Nach 5 ½ Jahren wurde K+S mit einem Minus von 60% aus dem DAX wieder entlassen. ETF-Anleger waren anteilig an diesem Verlust von 60% beteiligt.
ProSiebenSat 1. Media AG (DAX)
Die ProSieben brauchte immerhin 4 Jahre vor der Aufnahme in den DAX für die Verdreifachung ihres Kurses. Dafür mussten die Aktien den DAX nach nur 2 Jahren schon wieder verlassen und hinterließ einen Kursverlust in dieser Zeit von rund 39%.
Von dem Anstieg bis zur DAX-Aufnahme hatten ETF-Anleger leider nichts. Allerdings mussten sie den (anteiligen) Verlust von fast 40% in nur 2 Jahren hinnehmen.
Wirecard (DAX)
Vor der Aufnahme in den DAX explodierte die Wirecard-Aktien um fast 1.900%. Anleger in DAX-ETF gingen bis zur Aufnahme in den DAX leider leer aus.
Nach nicht einmal 2 Jahren brach das Kartenhaus des Skandalwertes in sich zusammen. Wirecard ging Konkurs. Die DAX-ETF-Anleger waren so an einem Kursverlust von über 99% beteiligt.
Deutsche Bank AG (STOXX50)
Bei Auflegung des europäischen STOXX50-Index 1998 war die Deutsche Bank eines der wertvollsten und angesehensten Unternehmen in Europa.
Allein in den letzten 10 Jahren vor dem Rauswurf aus dem Index am 24.09.2018 verlor die Aktie 85% ihres Wertes, die ETF-Anleger des Euro Stoxx50 zu spüren bekamen.

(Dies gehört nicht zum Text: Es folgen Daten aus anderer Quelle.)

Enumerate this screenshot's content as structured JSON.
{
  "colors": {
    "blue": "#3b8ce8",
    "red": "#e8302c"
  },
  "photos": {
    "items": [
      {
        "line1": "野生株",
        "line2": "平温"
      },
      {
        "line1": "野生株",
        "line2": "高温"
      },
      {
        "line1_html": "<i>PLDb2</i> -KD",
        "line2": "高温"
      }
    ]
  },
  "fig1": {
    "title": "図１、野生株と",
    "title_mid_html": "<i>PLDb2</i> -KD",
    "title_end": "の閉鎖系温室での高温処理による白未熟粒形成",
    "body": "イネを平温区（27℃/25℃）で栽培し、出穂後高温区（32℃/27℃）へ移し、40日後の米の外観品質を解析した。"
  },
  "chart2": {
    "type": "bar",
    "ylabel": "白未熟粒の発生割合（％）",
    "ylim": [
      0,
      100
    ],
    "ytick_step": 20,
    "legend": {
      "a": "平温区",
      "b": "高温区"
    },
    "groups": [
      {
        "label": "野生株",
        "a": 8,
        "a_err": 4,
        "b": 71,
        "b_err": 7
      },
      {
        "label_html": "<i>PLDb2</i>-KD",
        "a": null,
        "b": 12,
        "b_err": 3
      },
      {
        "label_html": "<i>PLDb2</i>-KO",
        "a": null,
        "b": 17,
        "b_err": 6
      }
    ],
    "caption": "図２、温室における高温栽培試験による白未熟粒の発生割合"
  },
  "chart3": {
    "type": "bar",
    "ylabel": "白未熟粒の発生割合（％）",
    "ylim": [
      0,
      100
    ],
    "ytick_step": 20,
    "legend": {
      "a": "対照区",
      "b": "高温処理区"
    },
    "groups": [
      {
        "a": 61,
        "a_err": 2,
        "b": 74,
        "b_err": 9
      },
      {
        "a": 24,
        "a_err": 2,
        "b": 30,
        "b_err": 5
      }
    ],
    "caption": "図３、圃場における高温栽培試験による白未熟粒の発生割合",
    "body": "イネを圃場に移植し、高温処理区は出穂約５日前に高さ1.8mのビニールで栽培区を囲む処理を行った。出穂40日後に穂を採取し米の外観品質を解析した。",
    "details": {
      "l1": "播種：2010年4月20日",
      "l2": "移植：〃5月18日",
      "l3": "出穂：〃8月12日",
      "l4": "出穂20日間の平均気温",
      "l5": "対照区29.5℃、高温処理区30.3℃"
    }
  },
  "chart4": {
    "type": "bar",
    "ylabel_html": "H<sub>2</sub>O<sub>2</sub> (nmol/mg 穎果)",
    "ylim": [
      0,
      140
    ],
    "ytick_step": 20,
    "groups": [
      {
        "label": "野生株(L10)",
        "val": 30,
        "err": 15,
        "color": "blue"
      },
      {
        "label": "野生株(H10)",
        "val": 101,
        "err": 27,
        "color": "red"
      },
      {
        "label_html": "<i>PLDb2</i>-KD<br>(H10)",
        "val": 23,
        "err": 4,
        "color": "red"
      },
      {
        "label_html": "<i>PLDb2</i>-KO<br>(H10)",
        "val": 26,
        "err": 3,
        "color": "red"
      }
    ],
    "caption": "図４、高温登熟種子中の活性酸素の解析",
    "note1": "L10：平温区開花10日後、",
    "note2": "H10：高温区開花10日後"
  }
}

ETF-Anleger sind meistens ahnungslos
Die Beispiele der o.g. Aktien zeigen, dass das Problem nicht nur im ETF selbst liegt, sondern im jeweiligen durch den ETF abgebildeten Index. Der ETF importiert das grundlegende Marktrisiko des Index und zusätzlich das Änderungsrisiko des Index. ETF-Anleger kennen diese Zusammenhänge in der Regel nicht. Das unerkannte Risiko ETF wird nicht entdeckt, weil Finanzwissen fehlt. Im Vertrauen auf eine breite Streuung und qualitativ hochwertige Unternehmen laufen sie regelmäßig in die Werbe-Falle.
Das werbewirksame Argument „kostengünstig“ lockt erfolgreich. Die Argumente „breite Streuung“ und „einfache Handhabung“ überwinden die letzten Zweifel der Privatanleger ohne Finanzwissen. Die regelmäßigen Meldungen, nachdem inzwischen fast monatlich neue ETF aufgelegt werden und das Anlagevolumen jährlich wächst, bestätigen die Laien in ihrer Entscheidung.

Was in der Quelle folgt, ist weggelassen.